For a better solution to presentation problems, use style sheets. These are separate documents which can be used to suggest a style for the presentation of an HTML document, or even an entire site.

Avoid online-only aspects

While the WWW is the most common destination for an HTML document, it's certainy not the only one. And even when it is on the WWW, the reader's way to access it may not be anything like yours. Fortunately, this is not important when the document is properly written in HTML. The fact that the language is structure-based allows for device-independence. It can be viewed on any platform, no matter how limited.

Especially important for reference documents, but also for indices and home pages, is the printability. People still prefer a hardcopy version of useful texts. If the text is full of explicit references to things that only work on the on-line version, the printed document becomes unusable.

A particularly well-known aspect of this is the "click here" syndrome. That is, hyperlinks with "click here" or just "here" as the anchor text. Not only does it assume that the user is using a mouse, it also draws the attention away from the surrounding text. The reader has to re-read the surrounding text to make sure he is selecting the right "here". A hyperlink anchor should be understandable on its own.
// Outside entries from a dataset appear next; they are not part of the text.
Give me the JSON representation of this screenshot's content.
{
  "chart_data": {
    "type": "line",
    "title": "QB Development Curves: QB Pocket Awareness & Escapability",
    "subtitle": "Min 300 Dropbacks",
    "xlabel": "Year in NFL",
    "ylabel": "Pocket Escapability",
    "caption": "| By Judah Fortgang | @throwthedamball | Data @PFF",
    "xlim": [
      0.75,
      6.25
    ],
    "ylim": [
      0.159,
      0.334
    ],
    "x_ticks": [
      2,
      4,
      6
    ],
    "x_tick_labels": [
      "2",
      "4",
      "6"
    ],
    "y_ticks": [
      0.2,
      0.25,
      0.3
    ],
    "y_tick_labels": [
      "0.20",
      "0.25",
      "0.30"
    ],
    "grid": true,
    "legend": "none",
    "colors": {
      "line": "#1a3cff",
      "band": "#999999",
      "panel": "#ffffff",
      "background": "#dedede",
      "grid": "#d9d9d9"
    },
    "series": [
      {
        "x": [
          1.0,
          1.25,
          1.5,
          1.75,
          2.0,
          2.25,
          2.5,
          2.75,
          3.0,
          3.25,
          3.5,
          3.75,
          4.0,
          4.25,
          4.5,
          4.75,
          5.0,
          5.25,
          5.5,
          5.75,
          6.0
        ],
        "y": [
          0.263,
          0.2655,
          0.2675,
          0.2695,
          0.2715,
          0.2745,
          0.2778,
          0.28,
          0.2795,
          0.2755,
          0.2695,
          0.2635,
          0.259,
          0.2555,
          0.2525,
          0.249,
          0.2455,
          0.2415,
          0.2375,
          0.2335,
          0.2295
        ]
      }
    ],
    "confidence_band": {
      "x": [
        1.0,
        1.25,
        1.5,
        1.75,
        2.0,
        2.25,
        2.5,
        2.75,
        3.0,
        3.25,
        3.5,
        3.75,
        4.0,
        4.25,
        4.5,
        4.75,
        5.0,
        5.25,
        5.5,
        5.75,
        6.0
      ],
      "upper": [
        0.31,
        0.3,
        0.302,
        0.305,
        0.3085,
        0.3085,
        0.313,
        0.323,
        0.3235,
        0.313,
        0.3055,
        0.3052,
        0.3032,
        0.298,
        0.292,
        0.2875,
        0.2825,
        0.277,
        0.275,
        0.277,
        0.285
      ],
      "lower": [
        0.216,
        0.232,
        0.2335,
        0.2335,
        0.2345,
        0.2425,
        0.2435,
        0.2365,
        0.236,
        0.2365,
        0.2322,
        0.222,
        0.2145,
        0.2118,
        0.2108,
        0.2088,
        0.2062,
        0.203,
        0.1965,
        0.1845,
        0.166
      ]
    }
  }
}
Similarly, things like "Information about X is available by following this link" or "Click here for technical details" are to be avoided. Embed the link in the actual text, in such a way that it is not required to follow the link to understand the text. Instead of the explicit text in the first example, just link the first mention of "X" to the explanatory document on "X". Someone who reads this document off-line will not be able to directly find out more about "X", but the document is still readable.
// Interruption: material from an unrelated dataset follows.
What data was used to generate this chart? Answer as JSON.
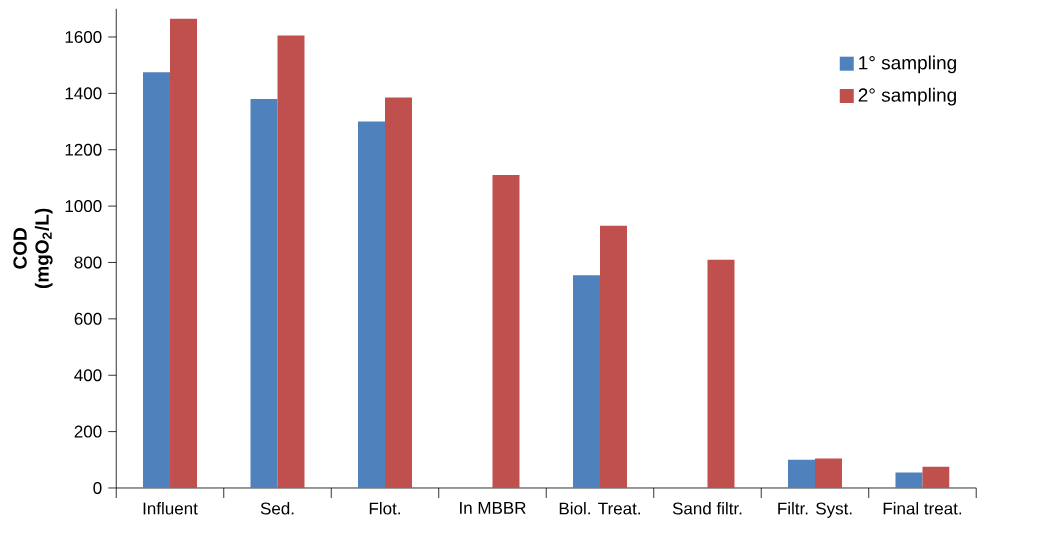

Don't bother with the mechanics

As said earlier, "click here" is a bad anchor text. Not just because it makes the text awkward to read when printed, but also because it assumes the user is using a mouse and doesn't know how to operate his browser. Unless the document in question is "My first steps with a graphical browser", the user does know how to navigate the Web.
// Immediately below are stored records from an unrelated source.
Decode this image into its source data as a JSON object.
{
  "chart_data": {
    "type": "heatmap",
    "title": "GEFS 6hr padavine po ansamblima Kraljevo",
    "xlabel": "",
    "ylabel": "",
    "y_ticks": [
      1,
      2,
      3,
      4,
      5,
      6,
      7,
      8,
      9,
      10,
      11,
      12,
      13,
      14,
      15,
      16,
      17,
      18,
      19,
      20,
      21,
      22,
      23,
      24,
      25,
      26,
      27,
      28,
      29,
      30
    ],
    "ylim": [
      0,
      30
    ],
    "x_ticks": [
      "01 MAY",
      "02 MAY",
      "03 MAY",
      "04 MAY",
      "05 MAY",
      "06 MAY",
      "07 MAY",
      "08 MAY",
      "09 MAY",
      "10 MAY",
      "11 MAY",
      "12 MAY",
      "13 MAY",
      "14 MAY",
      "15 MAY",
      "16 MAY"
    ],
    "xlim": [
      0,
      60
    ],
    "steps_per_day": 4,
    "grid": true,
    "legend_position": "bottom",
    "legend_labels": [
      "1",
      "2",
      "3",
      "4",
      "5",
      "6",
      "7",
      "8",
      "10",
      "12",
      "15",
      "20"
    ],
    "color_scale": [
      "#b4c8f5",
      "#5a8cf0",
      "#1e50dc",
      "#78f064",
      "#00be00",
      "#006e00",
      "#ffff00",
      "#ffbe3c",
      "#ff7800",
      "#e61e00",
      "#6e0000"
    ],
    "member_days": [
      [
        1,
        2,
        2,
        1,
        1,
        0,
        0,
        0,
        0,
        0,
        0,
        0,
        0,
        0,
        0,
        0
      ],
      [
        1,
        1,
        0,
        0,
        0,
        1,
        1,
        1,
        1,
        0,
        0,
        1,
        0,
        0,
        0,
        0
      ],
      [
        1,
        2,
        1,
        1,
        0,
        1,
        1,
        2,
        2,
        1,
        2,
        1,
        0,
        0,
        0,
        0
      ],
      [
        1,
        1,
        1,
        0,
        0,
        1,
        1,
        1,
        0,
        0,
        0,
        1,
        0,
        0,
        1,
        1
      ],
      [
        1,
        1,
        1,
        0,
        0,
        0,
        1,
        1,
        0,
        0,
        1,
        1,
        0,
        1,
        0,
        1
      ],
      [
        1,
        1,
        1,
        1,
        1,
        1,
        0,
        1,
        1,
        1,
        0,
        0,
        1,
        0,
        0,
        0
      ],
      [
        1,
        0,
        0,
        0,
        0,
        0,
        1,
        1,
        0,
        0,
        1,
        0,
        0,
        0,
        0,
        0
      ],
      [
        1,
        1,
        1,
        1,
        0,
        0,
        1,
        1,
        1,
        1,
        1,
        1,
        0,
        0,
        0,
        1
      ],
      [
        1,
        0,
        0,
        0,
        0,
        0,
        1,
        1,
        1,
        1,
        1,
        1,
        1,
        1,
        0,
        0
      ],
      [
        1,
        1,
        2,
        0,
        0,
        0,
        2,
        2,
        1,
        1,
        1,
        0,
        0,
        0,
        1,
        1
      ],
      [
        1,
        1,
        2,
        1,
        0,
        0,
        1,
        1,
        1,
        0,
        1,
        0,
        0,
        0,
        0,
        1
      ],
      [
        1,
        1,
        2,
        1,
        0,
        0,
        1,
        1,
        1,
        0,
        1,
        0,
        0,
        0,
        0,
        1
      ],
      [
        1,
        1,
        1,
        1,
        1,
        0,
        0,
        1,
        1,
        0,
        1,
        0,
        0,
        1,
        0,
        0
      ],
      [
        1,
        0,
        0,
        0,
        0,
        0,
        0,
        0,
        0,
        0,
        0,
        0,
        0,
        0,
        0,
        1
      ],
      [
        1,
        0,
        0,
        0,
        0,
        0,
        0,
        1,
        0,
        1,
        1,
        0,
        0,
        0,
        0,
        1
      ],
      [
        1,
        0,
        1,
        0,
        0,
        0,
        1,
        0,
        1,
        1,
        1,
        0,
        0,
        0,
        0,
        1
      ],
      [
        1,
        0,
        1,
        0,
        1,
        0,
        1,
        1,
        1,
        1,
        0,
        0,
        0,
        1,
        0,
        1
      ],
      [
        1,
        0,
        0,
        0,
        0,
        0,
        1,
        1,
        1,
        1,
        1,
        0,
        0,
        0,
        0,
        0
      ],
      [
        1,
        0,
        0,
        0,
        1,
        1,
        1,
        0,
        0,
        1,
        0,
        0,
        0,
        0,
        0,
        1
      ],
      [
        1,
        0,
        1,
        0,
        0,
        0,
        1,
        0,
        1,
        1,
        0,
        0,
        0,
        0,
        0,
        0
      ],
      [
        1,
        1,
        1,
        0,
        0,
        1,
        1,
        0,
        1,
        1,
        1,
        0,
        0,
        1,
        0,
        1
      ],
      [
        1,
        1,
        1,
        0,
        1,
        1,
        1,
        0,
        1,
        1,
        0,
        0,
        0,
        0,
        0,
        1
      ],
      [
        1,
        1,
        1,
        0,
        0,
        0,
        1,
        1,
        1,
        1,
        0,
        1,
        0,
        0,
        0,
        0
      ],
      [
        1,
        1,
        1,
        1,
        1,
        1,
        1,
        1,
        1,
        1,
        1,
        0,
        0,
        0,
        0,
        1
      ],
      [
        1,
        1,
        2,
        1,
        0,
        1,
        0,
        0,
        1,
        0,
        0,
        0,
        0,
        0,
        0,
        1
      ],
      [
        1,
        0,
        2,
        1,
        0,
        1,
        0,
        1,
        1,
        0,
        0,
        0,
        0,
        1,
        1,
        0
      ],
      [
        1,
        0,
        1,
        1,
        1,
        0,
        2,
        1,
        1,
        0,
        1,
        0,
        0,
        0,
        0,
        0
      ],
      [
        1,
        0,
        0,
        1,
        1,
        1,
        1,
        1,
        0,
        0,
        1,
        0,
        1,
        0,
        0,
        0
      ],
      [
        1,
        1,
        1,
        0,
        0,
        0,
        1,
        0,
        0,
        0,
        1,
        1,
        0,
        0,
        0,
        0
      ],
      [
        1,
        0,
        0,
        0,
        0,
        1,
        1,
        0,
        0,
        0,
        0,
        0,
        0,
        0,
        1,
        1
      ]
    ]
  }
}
The possibility to include hyperlinks to almost every resource available on the Internet means that you don't have to include instructions anymore. Before the WWW was started, any document about Internet services had to contain some basic instructions on how to download files, use a mail server or connect to a particular computer. Now, all this can be done with a simple hyperlink, which hides all the technical details from the user.

So, when offering a file in a particular format, do not discuss where to download a program to view or play it, how to save the file to disk or how to decompress it: just add the link and make sure the server sends the right MIME type to identify the file.

Validate the document

To ensure that a document can be successfully read by any browser, make sure it adheres to the syntax rules for HTML. You don't need to do this by hand, that's what computers are for. Several tools exist to check HTML for syntax errors. See the WDG's list of validators for a complete overview.

Don't assume that since the document renders as you expect in the browser you use, it is valid and will be displayed this way by all browsers. A browser is designed to fix bad HTML, and sometimes it may even be able to completely repair a syntax error so the result is what was intended. However, such fixes are usually dependant on the browser's parser, so a future release (with an updated parser) may repair the invalid HTML differently.

Test the document

Even when the document passes validation, it will not necessarily work as you intended on all platforms. Several programs are available tho check documents for stylistic problems. Even a syntactically valid document can be hard to read because of things like forgotten alternative texts for images, unwanted whitespace, deeply nested lists or non-hierarchical use of headers.